Ne pas avoir compris les règles d’hygiène est une chose. Ne pas les suivre même après un rapport dévastateur d’un inspecteur en salubrité en est une autre.

Quand les inspecteurs de Montréal sont passés au restaurant vietnamien Pho Bac No 1, le 6 janvier 2014, ils ont vite compris qu’ils ne s’étaient pas déplacés pour rien. Le gras dégouttait de la hotte et du poulet cru était laissé à la température de la pièce depuis des jours.

Mais ils ne se doutaient pas qu’en repassant cinq mois plus tard, au 4707 rue Wellington, ils constateraient qu’à peu près rien n’avait changé.

C’est pour cette raison que, le 8 septembre dernier, un juge a condamné le restaurant de Verdun à une amende de 1500 $ pour la malpropreté de la première visite, avant de lui coller une peine plus sévère de 2800 $ pour la récidive.

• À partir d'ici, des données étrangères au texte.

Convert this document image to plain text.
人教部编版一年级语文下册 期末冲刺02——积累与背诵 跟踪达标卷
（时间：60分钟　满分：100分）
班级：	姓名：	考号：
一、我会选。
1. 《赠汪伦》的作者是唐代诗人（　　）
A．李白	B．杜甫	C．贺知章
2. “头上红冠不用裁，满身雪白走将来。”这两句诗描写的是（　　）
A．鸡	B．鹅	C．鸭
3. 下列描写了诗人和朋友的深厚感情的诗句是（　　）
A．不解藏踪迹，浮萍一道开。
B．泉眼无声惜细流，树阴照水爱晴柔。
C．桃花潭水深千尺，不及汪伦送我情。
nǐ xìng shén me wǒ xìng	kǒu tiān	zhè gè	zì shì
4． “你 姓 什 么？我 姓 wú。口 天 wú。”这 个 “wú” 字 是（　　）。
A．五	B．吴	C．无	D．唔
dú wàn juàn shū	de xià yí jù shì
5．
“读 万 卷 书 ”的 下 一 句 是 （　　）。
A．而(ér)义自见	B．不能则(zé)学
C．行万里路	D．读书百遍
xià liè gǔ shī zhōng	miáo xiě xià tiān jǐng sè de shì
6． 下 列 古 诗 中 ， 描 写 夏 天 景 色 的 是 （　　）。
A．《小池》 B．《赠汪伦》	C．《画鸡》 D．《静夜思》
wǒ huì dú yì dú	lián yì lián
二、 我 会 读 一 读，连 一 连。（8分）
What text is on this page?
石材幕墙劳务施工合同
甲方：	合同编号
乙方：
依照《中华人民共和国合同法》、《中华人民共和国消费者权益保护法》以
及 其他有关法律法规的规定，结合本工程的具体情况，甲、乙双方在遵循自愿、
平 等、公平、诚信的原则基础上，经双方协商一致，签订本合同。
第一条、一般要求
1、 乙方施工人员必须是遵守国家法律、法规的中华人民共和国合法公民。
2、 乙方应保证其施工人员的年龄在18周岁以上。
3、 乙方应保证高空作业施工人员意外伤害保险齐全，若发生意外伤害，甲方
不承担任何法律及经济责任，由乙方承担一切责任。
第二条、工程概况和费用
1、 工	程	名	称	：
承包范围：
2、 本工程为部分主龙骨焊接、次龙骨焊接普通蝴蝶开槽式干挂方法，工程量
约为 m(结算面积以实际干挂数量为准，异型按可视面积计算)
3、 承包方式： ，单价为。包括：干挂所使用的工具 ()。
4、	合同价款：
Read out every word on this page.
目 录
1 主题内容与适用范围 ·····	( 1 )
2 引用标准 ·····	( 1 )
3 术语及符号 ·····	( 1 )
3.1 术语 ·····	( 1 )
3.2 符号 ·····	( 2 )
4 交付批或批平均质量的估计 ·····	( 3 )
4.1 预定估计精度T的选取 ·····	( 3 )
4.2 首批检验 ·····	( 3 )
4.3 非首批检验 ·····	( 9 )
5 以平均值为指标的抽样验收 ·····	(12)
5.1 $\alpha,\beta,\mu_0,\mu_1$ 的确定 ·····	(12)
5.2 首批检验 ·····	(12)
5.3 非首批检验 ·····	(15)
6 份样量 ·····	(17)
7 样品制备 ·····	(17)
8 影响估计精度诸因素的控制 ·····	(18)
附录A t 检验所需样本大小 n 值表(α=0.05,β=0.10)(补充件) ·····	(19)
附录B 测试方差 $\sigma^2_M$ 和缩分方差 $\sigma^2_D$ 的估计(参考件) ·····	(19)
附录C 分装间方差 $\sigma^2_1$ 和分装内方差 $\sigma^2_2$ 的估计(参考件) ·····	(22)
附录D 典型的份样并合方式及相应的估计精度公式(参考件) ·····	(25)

«Les inspecteurs ont imposé la fermeture du restaurant pendant une semaine le mois passé pour faire le ménage. Là, tout est correct», dit un employé du propriétaire Thanh Tinh Do, qui a préféré ne pas s’entretenir avec Le Journal vu sa connaissance limitée du français.

Les photos prises par les inspecteurs n’ont pas aidé la cause du proprio en cour. Le Journal en publie plusieurs sur son site web. On y voit entre autres une série de coulisses de gras sur la hotte du four.

«La hotte de ventilation dégouttait de plusieurs endroits», écrivent les inspecteurs dans le rapport d’infraction de la première visite.

Putréfaction

L’intérieur du tranchoir à viande était également rempli d’aliments en voie de putréfaction. La loi impose de nettoyer le tranchoir chaque jour qu’il est utilisé. Or, ni le cuisinier ni le serveur ne savaient comment le démonter.

Les odeurs fétides ont aussi été détectées autour de la plonge. En soulevant le socle au-dessus de l’évier servant à rincer la vaisselle, «une forte odeur nauséabonde s’est dégagée».

Même parfum dégoûtant dans le frigo. «Les parois, les contours, les coupe-froid, l’intérieur, les poignées et les étagères étaient tous recouverts d’une couche de crasse noire facilement détachable», peut-on lire.

Même les couteaux rangés et donc censés être propres étaient couverts d’une couche graisseuse.

Cinq mois plus tard, en mai, les inspecteurs ont rédigé un rapport à peu près identique au précédent.

Les couteaux étaient aussi graisseux, les odeurs nauséabondes se trouvaient toujours dans l’évier et dans le frigo, la hotte de ventilation dégouttait comme la fois précédente et le tranchoir à viande nettoyé en janvier contenait de nouveaux débris en putréfaction.

Les inspecteurs ont ajouté une nouvelle infraction pour avoir gardé plusieurs kilos de bœuf et de poulet à une température supérieure à 20 °C alors qu’ils auraient dû être rangés au frigo. Le juge a donné quatre amendes en septembre dernier pour l’ensemble de l’œuvre, pour un total de 6100 $.


Il faut attendre plusieurs mois après l’infraction pour qu’un juge entende la cause et rende sa sentence. Les détails de ces jugements ont ensuite été obtenus après avoir fait une demande d’accès à l’information.